Литмир - Электронная Библиотека

– Не следует смеяться над этим, Джоселин. Даже в юности любовь – очень серьезное чувство. Пожалуй, еще более мучительное и серьезное, так как в этом возрасте у людей еще слишком много иллюзий.

– Так вот, мой отец узнал о том, что я влюблен, и решил принять меры, – продолжал Джоселин. – Хотя, наберись он терпения и пережди немного, я бы через месяц-другой с той же самозабвенностью влюбился в другую девочку. Ведь мы, Дадли, непостоянны в любви.

– Он разлучил вас?

– У нас в поместье есть небольшой домик. Кажется, я уже рассказывал тебе о нем. Там жила одна наша родственница десятью годами старше меня. Вернее, это я тогда думал, что она родственница…

Джейн кивнула, давая понять, что внимательно слушает.

– И рядом с домиком выкопан пруд, Идиллическое место. Пруд у подножия зеленых холмов, и в нем как в зеркале отражалась зелень склонившихся к воде деревьев. Там всегда щебетали птицы, которых никто никогда не тревожил. Я часто купался в этом пруду, предпочитая его красоту и уединенность озеру, где весело плескались мои брат и сестра. И однажды я увидел ее – она купалась прямо передо мной в одной тонкой батистовой рубашке.

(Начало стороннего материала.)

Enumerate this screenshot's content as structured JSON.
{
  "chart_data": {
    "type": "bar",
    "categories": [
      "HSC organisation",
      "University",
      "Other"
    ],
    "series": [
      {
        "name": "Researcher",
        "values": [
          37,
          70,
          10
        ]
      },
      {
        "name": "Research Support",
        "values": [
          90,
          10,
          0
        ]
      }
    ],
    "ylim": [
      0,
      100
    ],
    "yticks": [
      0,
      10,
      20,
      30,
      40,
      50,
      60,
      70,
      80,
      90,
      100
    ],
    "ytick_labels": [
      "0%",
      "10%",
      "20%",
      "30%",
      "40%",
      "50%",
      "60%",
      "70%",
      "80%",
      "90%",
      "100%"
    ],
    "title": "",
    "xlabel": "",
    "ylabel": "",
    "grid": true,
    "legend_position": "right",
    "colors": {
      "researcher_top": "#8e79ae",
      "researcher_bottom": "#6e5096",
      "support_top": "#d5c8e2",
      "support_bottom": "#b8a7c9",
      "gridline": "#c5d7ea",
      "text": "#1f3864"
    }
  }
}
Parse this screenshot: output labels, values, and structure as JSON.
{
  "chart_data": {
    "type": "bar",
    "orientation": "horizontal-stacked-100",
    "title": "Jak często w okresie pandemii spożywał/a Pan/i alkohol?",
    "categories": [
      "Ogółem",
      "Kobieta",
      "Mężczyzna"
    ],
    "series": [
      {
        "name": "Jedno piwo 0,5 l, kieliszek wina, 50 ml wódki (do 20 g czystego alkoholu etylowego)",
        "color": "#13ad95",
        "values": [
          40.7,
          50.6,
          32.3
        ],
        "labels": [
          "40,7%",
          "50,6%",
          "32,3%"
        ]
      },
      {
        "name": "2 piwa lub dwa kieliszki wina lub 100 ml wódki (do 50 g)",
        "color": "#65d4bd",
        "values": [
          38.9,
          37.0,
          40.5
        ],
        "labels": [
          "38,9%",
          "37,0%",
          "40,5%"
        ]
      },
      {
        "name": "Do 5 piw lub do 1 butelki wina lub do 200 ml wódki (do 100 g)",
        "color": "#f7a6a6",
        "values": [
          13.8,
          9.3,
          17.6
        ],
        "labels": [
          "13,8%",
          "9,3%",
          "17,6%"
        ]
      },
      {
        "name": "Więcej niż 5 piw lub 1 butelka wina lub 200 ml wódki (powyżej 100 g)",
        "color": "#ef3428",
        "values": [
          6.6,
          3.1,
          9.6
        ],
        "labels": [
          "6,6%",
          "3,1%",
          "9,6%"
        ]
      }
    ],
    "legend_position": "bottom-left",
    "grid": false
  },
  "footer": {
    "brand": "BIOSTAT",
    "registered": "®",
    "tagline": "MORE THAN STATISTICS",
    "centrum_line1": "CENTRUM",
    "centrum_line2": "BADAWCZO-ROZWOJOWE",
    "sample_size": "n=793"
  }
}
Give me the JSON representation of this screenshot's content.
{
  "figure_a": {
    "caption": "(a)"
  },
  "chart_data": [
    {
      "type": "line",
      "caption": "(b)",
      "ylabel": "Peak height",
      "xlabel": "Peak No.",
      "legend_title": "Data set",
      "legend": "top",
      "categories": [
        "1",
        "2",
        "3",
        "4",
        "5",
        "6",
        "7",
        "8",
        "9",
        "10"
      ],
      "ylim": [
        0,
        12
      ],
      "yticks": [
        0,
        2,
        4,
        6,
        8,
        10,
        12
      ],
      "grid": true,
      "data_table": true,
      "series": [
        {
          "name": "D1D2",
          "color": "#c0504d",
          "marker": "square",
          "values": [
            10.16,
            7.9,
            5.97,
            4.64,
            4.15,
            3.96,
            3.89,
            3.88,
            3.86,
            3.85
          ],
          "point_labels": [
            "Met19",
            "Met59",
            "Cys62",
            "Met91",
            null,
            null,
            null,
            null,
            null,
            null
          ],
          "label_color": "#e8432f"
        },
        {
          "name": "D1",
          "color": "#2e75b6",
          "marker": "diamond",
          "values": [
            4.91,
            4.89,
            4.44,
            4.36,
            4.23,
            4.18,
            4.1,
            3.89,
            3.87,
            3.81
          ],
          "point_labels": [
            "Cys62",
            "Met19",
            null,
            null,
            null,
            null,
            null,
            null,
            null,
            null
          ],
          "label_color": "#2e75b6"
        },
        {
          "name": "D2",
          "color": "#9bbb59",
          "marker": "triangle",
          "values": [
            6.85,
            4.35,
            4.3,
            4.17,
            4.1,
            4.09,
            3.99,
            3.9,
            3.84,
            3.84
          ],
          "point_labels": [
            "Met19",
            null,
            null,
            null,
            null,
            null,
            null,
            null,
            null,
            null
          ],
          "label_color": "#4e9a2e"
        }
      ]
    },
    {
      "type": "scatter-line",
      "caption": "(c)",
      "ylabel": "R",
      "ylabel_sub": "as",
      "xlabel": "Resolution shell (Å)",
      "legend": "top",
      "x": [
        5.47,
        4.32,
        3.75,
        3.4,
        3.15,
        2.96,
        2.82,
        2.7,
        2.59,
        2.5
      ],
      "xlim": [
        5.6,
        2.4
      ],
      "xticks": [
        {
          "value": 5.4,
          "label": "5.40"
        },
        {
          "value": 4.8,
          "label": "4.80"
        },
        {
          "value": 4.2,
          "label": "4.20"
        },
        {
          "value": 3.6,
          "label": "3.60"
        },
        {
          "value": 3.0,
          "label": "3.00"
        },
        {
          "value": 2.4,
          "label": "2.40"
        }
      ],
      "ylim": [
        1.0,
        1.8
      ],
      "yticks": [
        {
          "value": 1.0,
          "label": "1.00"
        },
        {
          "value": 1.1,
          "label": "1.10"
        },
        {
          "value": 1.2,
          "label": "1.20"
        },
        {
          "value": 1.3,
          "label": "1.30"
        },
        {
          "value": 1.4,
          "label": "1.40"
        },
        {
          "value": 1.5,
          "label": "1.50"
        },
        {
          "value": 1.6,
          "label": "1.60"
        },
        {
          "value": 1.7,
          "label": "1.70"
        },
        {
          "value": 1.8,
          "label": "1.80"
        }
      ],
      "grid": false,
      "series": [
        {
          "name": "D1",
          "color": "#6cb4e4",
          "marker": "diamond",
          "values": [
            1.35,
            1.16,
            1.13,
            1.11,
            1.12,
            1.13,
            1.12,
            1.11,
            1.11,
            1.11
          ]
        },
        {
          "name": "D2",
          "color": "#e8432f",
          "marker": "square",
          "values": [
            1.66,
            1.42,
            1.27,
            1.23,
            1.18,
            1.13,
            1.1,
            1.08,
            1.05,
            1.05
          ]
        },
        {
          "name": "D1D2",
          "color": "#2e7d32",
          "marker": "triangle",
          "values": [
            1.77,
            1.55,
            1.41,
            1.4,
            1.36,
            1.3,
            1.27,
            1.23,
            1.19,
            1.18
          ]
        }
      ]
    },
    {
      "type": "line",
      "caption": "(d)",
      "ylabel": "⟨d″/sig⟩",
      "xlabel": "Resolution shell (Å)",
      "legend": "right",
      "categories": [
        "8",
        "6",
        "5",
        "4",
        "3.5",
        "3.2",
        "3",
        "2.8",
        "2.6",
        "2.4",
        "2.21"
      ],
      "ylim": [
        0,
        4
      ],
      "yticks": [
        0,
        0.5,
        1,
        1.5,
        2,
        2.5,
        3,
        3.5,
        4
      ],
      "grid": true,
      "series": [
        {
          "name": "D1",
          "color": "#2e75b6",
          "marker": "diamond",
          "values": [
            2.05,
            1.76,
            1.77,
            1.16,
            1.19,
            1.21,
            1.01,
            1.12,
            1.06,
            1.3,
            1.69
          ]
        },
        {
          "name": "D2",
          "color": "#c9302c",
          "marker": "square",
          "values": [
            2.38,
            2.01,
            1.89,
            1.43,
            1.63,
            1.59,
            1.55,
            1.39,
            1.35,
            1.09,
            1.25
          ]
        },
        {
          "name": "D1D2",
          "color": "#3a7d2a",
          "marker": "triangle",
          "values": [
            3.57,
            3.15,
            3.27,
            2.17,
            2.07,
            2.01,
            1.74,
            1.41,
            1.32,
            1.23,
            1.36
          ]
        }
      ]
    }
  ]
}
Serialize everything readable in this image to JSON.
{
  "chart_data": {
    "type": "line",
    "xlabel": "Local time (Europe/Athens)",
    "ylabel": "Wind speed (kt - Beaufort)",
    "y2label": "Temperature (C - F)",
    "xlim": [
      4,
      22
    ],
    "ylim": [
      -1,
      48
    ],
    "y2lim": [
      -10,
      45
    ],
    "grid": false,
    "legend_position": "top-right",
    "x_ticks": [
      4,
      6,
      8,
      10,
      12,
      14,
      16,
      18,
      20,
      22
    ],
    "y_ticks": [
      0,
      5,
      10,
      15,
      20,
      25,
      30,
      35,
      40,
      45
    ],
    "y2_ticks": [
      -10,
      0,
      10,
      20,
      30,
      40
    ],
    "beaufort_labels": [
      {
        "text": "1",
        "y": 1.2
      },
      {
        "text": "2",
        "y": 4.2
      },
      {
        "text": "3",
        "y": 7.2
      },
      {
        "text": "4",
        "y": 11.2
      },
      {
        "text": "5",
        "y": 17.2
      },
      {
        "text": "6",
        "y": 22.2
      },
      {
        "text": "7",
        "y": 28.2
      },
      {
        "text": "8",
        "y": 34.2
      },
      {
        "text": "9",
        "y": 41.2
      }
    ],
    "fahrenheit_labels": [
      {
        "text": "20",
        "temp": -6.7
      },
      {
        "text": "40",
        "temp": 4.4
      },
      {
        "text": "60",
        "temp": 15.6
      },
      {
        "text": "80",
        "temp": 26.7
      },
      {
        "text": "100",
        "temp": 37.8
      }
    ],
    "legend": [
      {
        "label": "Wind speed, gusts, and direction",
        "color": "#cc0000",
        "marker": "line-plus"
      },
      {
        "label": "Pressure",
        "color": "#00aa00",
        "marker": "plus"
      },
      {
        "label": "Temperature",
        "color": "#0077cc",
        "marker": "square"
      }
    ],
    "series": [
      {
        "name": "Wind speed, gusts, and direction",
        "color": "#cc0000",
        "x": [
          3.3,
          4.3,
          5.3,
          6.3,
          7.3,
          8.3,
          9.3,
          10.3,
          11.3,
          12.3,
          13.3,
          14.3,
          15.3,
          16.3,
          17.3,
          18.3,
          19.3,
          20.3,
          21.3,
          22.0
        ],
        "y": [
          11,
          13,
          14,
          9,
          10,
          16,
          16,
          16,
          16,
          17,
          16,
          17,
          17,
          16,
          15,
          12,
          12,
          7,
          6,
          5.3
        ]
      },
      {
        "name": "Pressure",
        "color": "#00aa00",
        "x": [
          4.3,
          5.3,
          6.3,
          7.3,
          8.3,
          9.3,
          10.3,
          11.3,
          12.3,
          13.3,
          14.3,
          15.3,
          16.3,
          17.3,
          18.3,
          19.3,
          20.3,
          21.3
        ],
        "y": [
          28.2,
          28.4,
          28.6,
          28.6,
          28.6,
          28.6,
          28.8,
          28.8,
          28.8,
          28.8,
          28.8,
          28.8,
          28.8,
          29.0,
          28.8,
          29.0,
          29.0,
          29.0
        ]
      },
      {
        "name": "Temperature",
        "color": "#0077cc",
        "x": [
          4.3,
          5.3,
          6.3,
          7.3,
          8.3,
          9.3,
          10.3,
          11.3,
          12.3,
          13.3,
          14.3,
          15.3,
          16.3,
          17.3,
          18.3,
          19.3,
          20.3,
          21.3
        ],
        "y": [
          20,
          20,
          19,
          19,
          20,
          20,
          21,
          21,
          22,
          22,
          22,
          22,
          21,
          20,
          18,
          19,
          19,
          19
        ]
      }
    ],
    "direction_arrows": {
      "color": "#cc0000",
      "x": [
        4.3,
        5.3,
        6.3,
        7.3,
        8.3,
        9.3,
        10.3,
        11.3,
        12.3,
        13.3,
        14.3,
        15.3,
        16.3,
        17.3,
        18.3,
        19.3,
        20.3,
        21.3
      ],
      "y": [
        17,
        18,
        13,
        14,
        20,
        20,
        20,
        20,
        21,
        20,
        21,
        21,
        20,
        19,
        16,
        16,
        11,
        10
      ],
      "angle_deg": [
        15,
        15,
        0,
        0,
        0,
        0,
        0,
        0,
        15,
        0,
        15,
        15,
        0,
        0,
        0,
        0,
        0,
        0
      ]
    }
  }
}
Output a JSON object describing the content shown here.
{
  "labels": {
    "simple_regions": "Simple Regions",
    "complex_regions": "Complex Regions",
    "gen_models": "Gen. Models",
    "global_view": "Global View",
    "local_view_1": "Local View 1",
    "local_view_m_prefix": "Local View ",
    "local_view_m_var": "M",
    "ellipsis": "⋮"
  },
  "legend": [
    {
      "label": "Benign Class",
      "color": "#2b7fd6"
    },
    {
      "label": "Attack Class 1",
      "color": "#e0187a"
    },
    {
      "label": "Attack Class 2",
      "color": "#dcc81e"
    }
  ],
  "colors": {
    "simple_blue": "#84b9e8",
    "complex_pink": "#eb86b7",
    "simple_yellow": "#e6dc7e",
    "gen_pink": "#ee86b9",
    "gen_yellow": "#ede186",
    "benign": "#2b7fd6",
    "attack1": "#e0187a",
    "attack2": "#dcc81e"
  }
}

Джейн молчала, и герцог, прикрыв глаза, продолжал:

– Она подобающим образом смутилась, когда увидела меня, выходя из воды. Рубашка прилипла к телу – купальщица могла бы с тем же успехом выйти на берег голой. А потом она засмеялась. Засмеялась весело и чарующе. Ты можешь представить такое, Джейн? Опытная куртизанка и наивный девственник шестнадцати лет. Мы тогда даже не дошли до домика – просто упали в траву возле пруда. Я довольно быстро понял, что мне следует делать. Полагаю, мы управились за минуту, возможно, секунд за тридцать.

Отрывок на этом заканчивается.